Jan 17, 2008

LeftClick's pet peeve: "read more"

by Dave Riley

Each morning I fire up the Google Reader and partake of what my web universe has to offer.

If you are non plussed -- a "Google Reader" is one of several options with which to read RSS feeds subscribed to. It's the best way to do web business as content comes to you as you desire it rather than you having to go to it or download it all and sift through the lot in detail.

Get into it: go find yourself a feed reader to suit your lifestyle.

But there are still a few sites -- like the new Venezuela Analysis platform --
which while it has moved up to finally offering a feed to its excellent content will only offer you an article snippet. Like so:
Americans Need to Look Beyond the Media on Venezuela
If we read the newspapers and watch TV in the United States, we are told that President Hugo Chavez of Venezuela is a "dictator," "authoritarian," "a threat to democracy" in his own country and the region, and "anti-U.S." But leaders who try to empower poor people are generally vilified in the media and hated by those in power.

read more
I think web designers who set up this approach -- which relies on giving subscribers a mere sampler taste of the textual wares -- don't understand whats' likely to not happen at the other end. And that is the subscriber is very much less likely to read more!*

Unless you own a web page full of advertising and sundry similar money making capitalistic style goodies what's the point of dragging people there when they have a full contents menu in front of them? And this contents menu will likely be more functional than the one on offer (and usually buried somewhere) at the distant web page.

It only makes web reading and surfing cumbersome and such facilitations counter productive.

Trust me, I know: I'm a feed junkie.I know what I read and I know what I don't and if I suspect that the
Venezuela Analysis article is going to be longish -- I won't click on read more because it will disrupt my web reading cadence as I have to go to the web site then back to my reader to catch the rest of that day's aggregation.

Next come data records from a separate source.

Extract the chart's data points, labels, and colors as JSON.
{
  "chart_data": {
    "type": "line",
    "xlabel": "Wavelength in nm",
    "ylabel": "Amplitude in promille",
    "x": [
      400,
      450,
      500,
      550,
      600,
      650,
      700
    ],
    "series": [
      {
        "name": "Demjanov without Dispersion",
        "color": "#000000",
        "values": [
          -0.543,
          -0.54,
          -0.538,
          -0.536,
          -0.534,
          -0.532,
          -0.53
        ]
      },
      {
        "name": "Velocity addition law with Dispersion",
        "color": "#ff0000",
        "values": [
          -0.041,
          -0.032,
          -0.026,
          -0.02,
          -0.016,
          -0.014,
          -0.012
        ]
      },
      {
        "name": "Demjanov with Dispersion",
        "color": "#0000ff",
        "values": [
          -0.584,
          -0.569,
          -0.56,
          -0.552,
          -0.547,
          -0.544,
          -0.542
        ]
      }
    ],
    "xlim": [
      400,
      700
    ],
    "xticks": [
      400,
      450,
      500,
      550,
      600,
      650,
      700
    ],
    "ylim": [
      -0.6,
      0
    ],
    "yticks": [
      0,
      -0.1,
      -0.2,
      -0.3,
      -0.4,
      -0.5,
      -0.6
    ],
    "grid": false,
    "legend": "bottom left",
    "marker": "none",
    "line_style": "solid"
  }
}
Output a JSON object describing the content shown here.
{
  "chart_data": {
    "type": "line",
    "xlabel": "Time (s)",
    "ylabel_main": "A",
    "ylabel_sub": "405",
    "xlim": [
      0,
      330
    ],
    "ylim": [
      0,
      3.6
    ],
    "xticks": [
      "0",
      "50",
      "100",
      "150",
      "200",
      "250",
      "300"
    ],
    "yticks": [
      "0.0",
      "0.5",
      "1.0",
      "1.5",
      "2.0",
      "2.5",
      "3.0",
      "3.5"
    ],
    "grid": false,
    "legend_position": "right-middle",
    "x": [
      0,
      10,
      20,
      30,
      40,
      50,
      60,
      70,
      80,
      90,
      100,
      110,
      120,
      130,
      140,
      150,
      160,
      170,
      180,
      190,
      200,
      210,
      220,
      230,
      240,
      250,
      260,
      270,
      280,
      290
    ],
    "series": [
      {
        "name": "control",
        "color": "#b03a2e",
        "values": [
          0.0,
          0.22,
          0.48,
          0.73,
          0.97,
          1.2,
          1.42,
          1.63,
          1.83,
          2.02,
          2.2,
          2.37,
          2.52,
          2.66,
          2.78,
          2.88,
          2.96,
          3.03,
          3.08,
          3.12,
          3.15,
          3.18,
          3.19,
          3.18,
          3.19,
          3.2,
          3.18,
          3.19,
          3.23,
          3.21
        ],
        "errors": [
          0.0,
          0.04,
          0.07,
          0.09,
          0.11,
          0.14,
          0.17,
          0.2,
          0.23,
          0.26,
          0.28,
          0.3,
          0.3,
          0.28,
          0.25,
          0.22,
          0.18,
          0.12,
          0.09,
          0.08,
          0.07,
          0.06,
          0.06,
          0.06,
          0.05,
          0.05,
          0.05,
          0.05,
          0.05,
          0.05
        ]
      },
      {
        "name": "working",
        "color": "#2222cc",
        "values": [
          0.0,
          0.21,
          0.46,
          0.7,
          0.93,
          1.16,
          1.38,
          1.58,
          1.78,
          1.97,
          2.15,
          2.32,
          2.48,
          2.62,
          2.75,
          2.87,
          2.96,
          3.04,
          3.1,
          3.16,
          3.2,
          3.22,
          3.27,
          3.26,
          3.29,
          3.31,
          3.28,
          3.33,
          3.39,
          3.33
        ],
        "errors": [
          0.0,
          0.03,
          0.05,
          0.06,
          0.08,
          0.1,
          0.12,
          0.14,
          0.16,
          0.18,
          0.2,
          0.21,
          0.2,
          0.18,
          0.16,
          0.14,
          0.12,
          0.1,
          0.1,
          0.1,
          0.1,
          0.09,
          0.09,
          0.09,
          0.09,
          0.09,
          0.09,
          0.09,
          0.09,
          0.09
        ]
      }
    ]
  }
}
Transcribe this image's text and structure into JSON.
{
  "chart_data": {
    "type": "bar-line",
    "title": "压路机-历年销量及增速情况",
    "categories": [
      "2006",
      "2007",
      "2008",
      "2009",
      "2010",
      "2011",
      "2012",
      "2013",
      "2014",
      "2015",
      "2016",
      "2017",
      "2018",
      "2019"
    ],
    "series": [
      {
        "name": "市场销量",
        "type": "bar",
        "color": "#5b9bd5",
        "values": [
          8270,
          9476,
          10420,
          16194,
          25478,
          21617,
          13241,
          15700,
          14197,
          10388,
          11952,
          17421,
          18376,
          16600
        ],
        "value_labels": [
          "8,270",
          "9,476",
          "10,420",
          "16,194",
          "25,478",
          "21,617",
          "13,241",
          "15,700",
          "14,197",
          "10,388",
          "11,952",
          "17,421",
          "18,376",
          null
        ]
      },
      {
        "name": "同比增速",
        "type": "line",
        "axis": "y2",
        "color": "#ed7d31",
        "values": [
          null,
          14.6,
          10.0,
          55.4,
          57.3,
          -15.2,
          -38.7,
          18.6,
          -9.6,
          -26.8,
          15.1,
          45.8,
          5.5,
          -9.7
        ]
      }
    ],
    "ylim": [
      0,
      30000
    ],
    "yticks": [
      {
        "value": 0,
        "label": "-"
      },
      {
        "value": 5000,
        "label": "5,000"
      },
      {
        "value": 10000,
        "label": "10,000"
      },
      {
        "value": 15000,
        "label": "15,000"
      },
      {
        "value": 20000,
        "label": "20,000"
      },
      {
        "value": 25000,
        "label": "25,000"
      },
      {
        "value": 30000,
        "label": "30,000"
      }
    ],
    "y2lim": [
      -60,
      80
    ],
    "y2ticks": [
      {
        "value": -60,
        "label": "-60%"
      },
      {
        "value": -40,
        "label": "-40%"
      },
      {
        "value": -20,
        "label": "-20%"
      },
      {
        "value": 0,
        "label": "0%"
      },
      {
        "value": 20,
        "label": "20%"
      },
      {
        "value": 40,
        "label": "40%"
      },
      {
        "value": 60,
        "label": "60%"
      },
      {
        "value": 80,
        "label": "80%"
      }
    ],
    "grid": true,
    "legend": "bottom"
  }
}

Of course feed designer's know this and have come up with quite a few tricks to thwart such convenience driven surfing. Advertising can now be added to feeds so you get that too when you get the article.In fact, with services like FeedBurner -
you can add any number of attributes to a feed such as the ever popular "Make a donation."

So if you own a feed -- for a blog, podcast, news service or whatever -- be bold and courageous and click on "full content" rather than trying to limit the number of characters we denigrated & denied subscribers are offered. Always keep your subscribers happy.

*The one useful exception to this rule of thumb are news formats like the ABC's online news service.There you get the article header plus the first sentence and the first sentence will summarize the content of the whole article. Example:
Whalers threaten to take activists to Japan
A spokesman for the Japanese whaling fleet says it will have no choice but to take two detained activists back to Japan if a dispute over their release is not resolved.
The BBC does the same.
Both services, I know, limit their articles to set lengths -- with the ABC runs shorter pieces as a standard than the BBC.
  • Get with it: RSS for NonProfits(-- a dated TechSoup article but it's somewhere to start)
  • Later on I'll address those sites that don't offer feeds like PET PEEVE #2: Closed Yahoo email discussion groups (open ones offer feeds though) and explore ways feeds can be harnessed to promote your cause and outlook.